Watch Fox & Friends Accidentally Praise Obama's Last Jobs Report
Fox Credits Trump With January Job Creation He Inherited From President Obama
Written by Alex Morash
Published
Fox News gushed over the jobs report for January 2017, the last of former President Barack Obama’s presidency, calling it “fantastic news” but implicitly crediting Donald Trump, who wasn’t even in office when the data were collected, for the success by calling it the “first jobs report under President Trump.”
Fox News correspondent Heather Nauert praised the January jobs report from the Bureau of Labor Statistics (BLS) on the February 3 edition of Fox & Friends, referring to it as “the first jobs report under President Trump” and labeling it as “fantastic news.” Nauert praised the report for showing that 227,000 new jobs were created in January, which she described as “a lot more than expected.” Nauert failed to mention Barack Obama, who was still the president of the United States for most of January.

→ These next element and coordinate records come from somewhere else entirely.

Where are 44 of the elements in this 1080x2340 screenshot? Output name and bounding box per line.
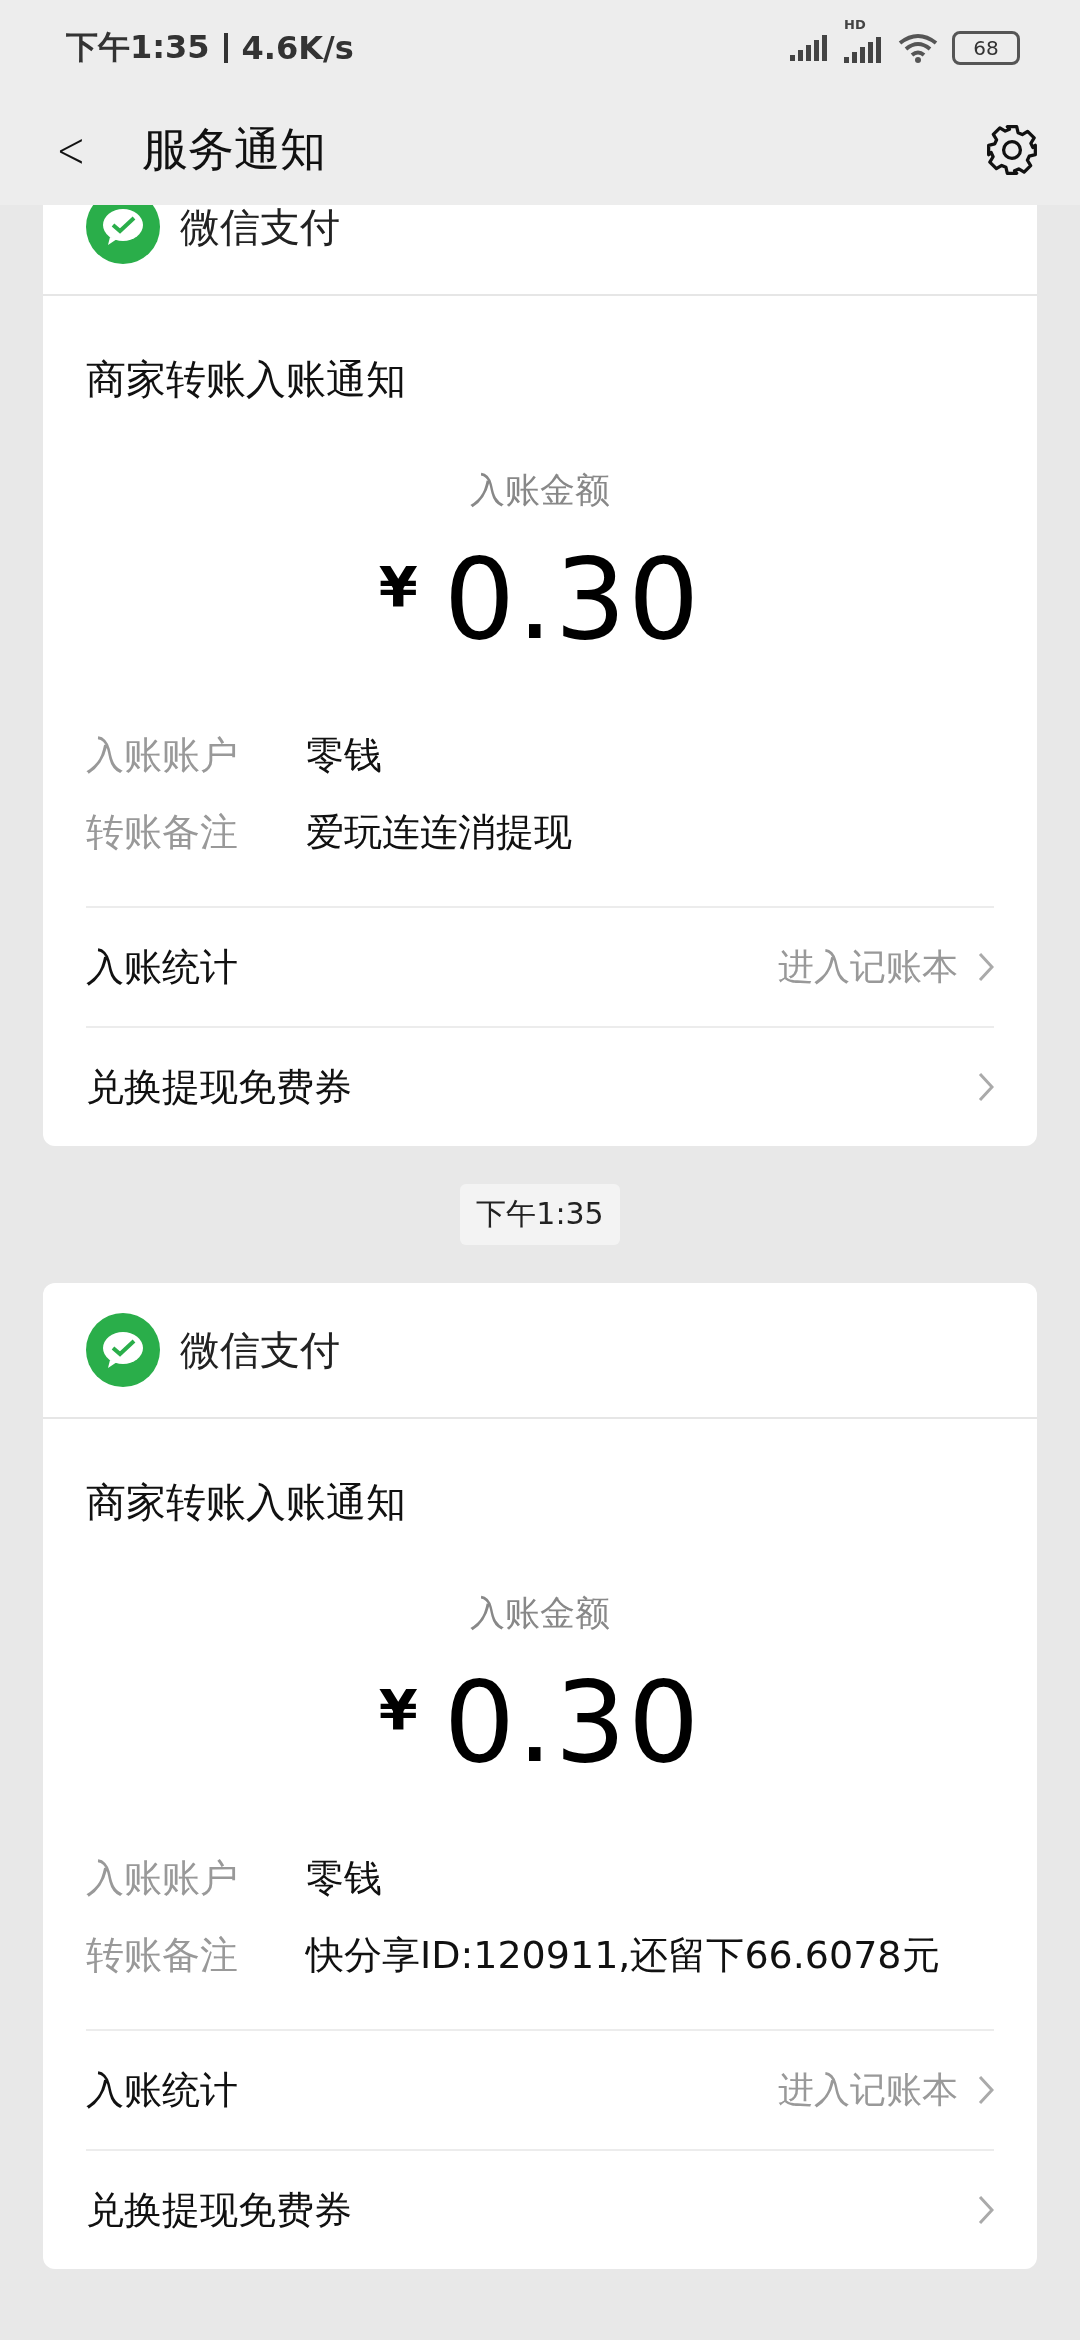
currency-symbol: ¥ bbox=[378, 1677, 418, 1742]
wifi-icon bbox=[898, 32, 938, 63]
network-speed: 4.6K/s bbox=[241, 28, 354, 67]
sender-name: 微信支付 bbox=[180, 205, 340, 252]
notification-title: 商家转账入账通知 bbox=[86, 355, 407, 404]
link-detail: 进入记账本 bbox=[778, 944, 958, 989]
status-time: 下午1:35 bbox=[66, 26, 210, 68]
field-value: 零钱 bbox=[306, 732, 382, 779]
sender-name: 微信支付 bbox=[180, 1325, 340, 1375]
link-label: 入账统计 bbox=[86, 2066, 238, 2114]
chevron-icon bbox=[978, 2195, 994, 2225]
link-row[interactable]: 入账统计 进入记账本 bbox=[86, 906, 994, 1026]
field-label: 转账备注 bbox=[86, 809, 239, 856]
settings-icon[interactable] bbox=[984, 122, 1040, 178]
signal-icon bbox=[844, 36, 884, 63]
field-label: 入账账户 bbox=[86, 732, 239, 779]
amount-value: 0.30 bbox=[443, 1657, 702, 1787]
link-label: 兑换提现免费券 bbox=[86, 1063, 352, 1111]
field-value: 零钱 bbox=[306, 1855, 382, 1902]
battery-icon: 68 bbox=[952, 30, 1020, 65]
link-detail: 进入记账本 bbox=[778, 2067, 958, 2112]
hd-label: HD bbox=[844, 16, 866, 32]
signal-icon bbox=[790, 34, 830, 61]
chat-check-icon bbox=[86, 1313, 160, 1387]
field-label: 转账备注 bbox=[86, 1932, 239, 1979]
chevron-icon bbox=[978, 2075, 994, 2105]
field-value: 快分享ID:120911,还留下66.6078元 bbox=[306, 1932, 940, 1979]
back-button[interactable]: < bbox=[42, 121, 100, 179]
amount-label: 入账金额 bbox=[469, 1592, 611, 1635]
chevron-icon bbox=[978, 952, 994, 982]
page-title: 服务通知 bbox=[141, 121, 326, 178]
link-label: 入账统计 bbox=[86, 943, 238, 991]
amount-label: 入账金额 bbox=[469, 469, 611, 512]
link-label: 兑换提现免费券 bbox=[86, 2186, 352, 2234]
field-label: 入账账户 bbox=[86, 1855, 239, 1902]
notification-title: 商家转账入账通知 bbox=[86, 1478, 407, 1527]
field-value: 爱玩连连消提现 bbox=[306, 809, 572, 856]
link-row[interactable]: 兑换提现免费券 bbox=[86, 2149, 994, 2269]
link-row[interactable]: 入账统计 进入记账本 bbox=[86, 2029, 994, 2149]
currency-symbol: ¥ bbox=[378, 554, 418, 619]
message-timestamp: 下午1:35 bbox=[460, 1184, 620, 1245]
chevron-icon bbox=[978, 1072, 994, 1102]
link-row[interactable]: 兑换提现免费券 bbox=[86, 1026, 994, 1146]
amount-value: 0.30 bbox=[443, 534, 702, 664]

She concluded the segment by reiterating that this is “great news on the jobs front this morning” and suggesting Trump “would call that huge.” From Fox & Friends:
Unfortunately for Fox’s pro-Trump narrative, the job creation in this report does not belong to his administration. University of Chicago economist Austan Goolsbee, a former chairman of President Obama's Council of Economic Advisors, pointed out that the “reference week” for the latest jobs data ran through January 12, meaning the entire report predates the Trump administration by over a week. Washington Post reporter Glenn Kessler, who runs the paper's fact-checking research, also noted that the report “still reflects the Obama administration.” Fox also neglected to mention that the report marks 76 consecutive months of job growth -- the longest on record -- for Obama.
The positive coverage of the report is a complete turnaround for Fox, which went to great lengths to portray strong jobs reports in a negative light during the Obama administration.

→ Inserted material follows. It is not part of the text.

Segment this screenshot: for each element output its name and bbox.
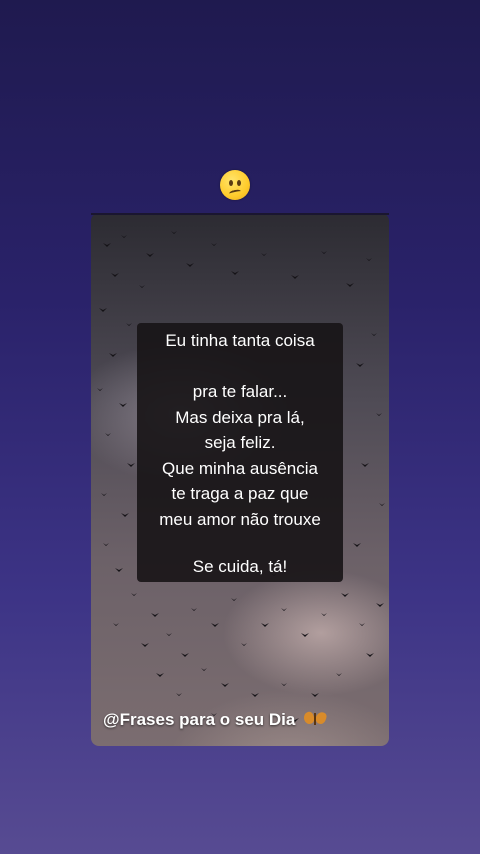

In February 2015, the economy added 257,000 new jobs, but Fox was concerned that the unemployment rate ticked up by 0.1 points -- the same increase the rate showed in today’s report. In October of that year, Fox & Friends stumbled through a news alert in which a host claimed the economy created “only 271,000 jobs … last month” even though that report, like the data released today, also beat expectations. Last January, Fox’s spin was to claim that 292,000 new jobs was “modest by historical standards,” though it was well over this month’s 227,000. And in April 2016 the network parsed the jobs data to conclude that a report showing 215,000 new jobs was unimpressive because 47,000 of those were allegedly low-quality retail positions -- yet Nauert made no such comment about the 46,000 retail jobs included in today’s report. As Election Day drew near, Fox & Friends falsely claimed that steady jobs data for October 2016 were “underwhelming” and spun the news as a boon for Trump’s presidential candidacy.

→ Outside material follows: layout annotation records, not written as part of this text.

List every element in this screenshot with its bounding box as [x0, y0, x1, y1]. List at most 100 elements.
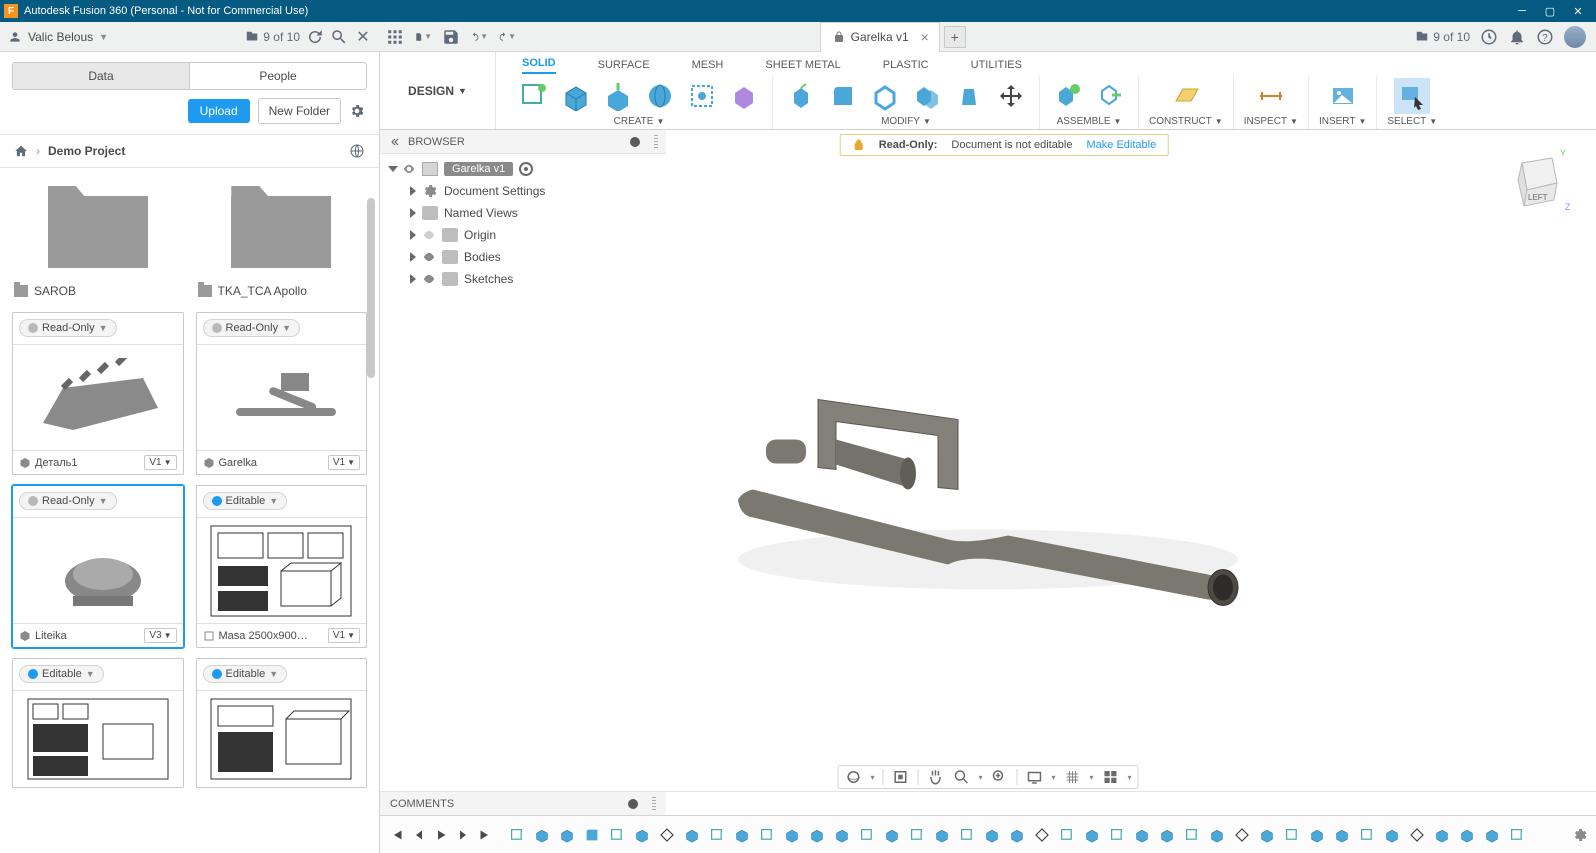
group-label-assemble[interactable]: ASSEMBLE▼ [1057, 116, 1122, 127]
timeline-play-icon[interactable] [432, 826, 450, 844]
browser-pin-icon[interactable] [630, 137, 640, 147]
timeline-feature-sketch-icon[interactable] [1106, 824, 1128, 846]
viewcube[interactable]: LEFT Y Z [1502, 148, 1572, 218]
grid-icon[interactable] [386, 28, 404, 46]
expand-icon[interactable] [410, 208, 416, 218]
tree-item[interactable]: Document Settings [380, 180, 666, 202]
timeline-last-icon[interactable] [476, 826, 494, 844]
make-editable-link[interactable]: Make Editable [1086, 139, 1156, 151]
hole-icon[interactable] [684, 78, 720, 114]
pan-icon[interactable] [926, 768, 944, 786]
help-icon[interactable]: ? [1536, 28, 1554, 46]
model-viewport[interactable] [708, 339, 1268, 644]
save-icon[interactable] [442, 28, 460, 46]
construct-plane-icon[interactable] [1168, 78, 1204, 114]
timeline-next-icon[interactable] [454, 826, 472, 844]
select-icon[interactable] [1394, 78, 1430, 114]
extrude-icon[interactable] [600, 78, 636, 114]
status-badge[interactable]: Read-Only▼ [203, 319, 301, 337]
undo-icon[interactable]: ▼ [470, 28, 488, 46]
ribbon-tab-utilities[interactable]: UTILITIES [971, 59, 1022, 74]
timeline-feature-box-icon[interactable] [1456, 824, 1478, 846]
expand-icon[interactable] [410, 186, 416, 196]
group-label-select[interactable]: SELECT▼ [1387, 116, 1437, 127]
folder-card[interactable]: SAROB [12, 178, 184, 302]
box-icon[interactable] [558, 78, 594, 114]
activate-component-icon[interactable] [519, 162, 533, 176]
timeline-feature-box-icon[interactable] [1006, 824, 1028, 846]
form-icon[interactable] [726, 78, 762, 114]
refresh-icon[interactable] [306, 28, 324, 46]
version-badge[interactable]: V1▼ [328, 455, 360, 470]
timeline-feature-box-icon[interactable] [1381, 824, 1403, 846]
browser-collapse-icon[interactable] [388, 136, 400, 148]
visibility-icon[interactable] [422, 250, 436, 264]
design-card[interactable]: Read-Only▼ LiteikaV3▼ [12, 485, 184, 648]
status-badge[interactable]: Read-Only▼ [19, 319, 117, 337]
timeline-feature-sketch-icon[interactable] [1356, 824, 1378, 846]
design-card[interactable]: Read-Only▼ Деталь1V1▼ [12, 312, 184, 475]
status-badge[interactable]: Read-Only▼ [19, 492, 117, 510]
ribbon-tab-mesh[interactable]: MESH [692, 59, 724, 74]
timeline-feature-box-icon[interactable] [1156, 824, 1178, 846]
browser-grip-icon[interactable] [654, 135, 658, 149]
move-icon[interactable] [993, 78, 1029, 114]
timeline-feature-box-icon[interactable] [931, 824, 953, 846]
timeline-feature-move-icon[interactable] [1406, 824, 1428, 846]
clock-icon[interactable] [1480, 28, 1498, 46]
timeline-feature-box-icon[interactable] [1431, 824, 1453, 846]
timeline-first-icon[interactable] [388, 826, 406, 844]
timeline-feature-move-icon[interactable] [656, 824, 678, 846]
status-badge[interactable]: Editable▼ [203, 665, 288, 683]
status-badge[interactable]: Editable▼ [19, 665, 104, 683]
timeline-feature-box-icon[interactable] [981, 824, 1003, 846]
look-at-icon[interactable] [891, 768, 909, 786]
timeline-feature-box-icon[interactable] [881, 824, 903, 846]
fit-icon[interactable] [990, 768, 1008, 786]
group-label-inspect[interactable]: INSPECT▼ [1244, 116, 1298, 127]
timeline-feature-sketch-icon[interactable] [956, 824, 978, 846]
timeline-feature-box-icon[interactable] [1306, 824, 1328, 846]
timeline-items[interactable] [506, 824, 1566, 846]
timeline-feature-box-icon[interactable] [681, 824, 703, 846]
timeline-feature-box-icon[interactable] [531, 824, 553, 846]
comments-pin-icon[interactable] [628, 799, 638, 809]
combine-icon[interactable] [909, 78, 945, 114]
timeline-feature-sketch-icon[interactable] [506, 824, 528, 846]
group-label-modify[interactable]: MODIFY▼ [881, 116, 931, 127]
timeline-feature-fillet-icon[interactable] [581, 824, 603, 846]
press-pull-icon[interactable] [783, 78, 819, 114]
group-label-create[interactable]: CREATE▼ [614, 116, 665, 127]
tab-data[interactable]: Data [12, 62, 190, 90]
timeline-settings-icon[interactable] [1572, 827, 1588, 843]
revolve-icon[interactable] [642, 78, 678, 114]
ribbon-tab-solid[interactable]: SOLID [522, 57, 556, 74]
timeline-feature-sketch-icon[interactable] [1056, 824, 1078, 846]
viewport-layout-icon[interactable] [1102, 768, 1120, 786]
tab-people[interactable]: People [190, 62, 367, 90]
tree-item[interactable]: Bodies [380, 246, 666, 268]
window-minimize-icon[interactable]: ─ [1508, 1, 1536, 21]
tree-root[interactable]: Garelka v1 [380, 158, 666, 180]
group-label-insert[interactable]: INSERT▼ [1319, 116, 1366, 127]
design-card[interactable]: Read-Only▼ GarelkaV1▼ [196, 312, 368, 475]
sketch-icon[interactable] [516, 78, 552, 114]
timeline-feature-sketch-icon[interactable] [1281, 824, 1303, 846]
job-status-right[interactable]: 9 of 10 [1415, 30, 1470, 44]
timeline-feature-move-icon[interactable] [1231, 824, 1253, 846]
new-folder-button[interactable]: New Folder [258, 98, 341, 124]
expand-icon[interactable] [410, 230, 416, 240]
home-icon[interactable] [14, 144, 28, 158]
user-dropdown-caret-icon[interactable]: ▼ [99, 32, 108, 42]
timeline-feature-box-icon[interactable] [631, 824, 653, 846]
ribbon-tab-plastic[interactable]: PLASTIC [883, 59, 929, 74]
expand-icon[interactable] [410, 252, 416, 262]
timeline-feature-box-icon[interactable] [1331, 824, 1353, 846]
visibility-icon[interactable] [422, 272, 436, 286]
visibility-off-icon[interactable] [422, 228, 436, 242]
timeline-feature-box-icon[interactable] [1206, 824, 1228, 846]
insert-image-icon[interactable] [1325, 78, 1361, 114]
timeline-feature-sketch-icon[interactable] [1506, 824, 1528, 846]
bell-icon[interactable] [1508, 28, 1526, 46]
timeline-feature-box-icon[interactable] [1481, 824, 1503, 846]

Media Matter’s predicted last month that Fox would retool its message on job growth to coincide with Trump’s presidency, arguing that the network’s “campaign of misinformation will likely come to a screeching halt next month.” Fox's spin on the jobs report this morning follows a consistent, deliberate, and predictable strategy of playing the role of Republican cheerleader and “propaganda machine.”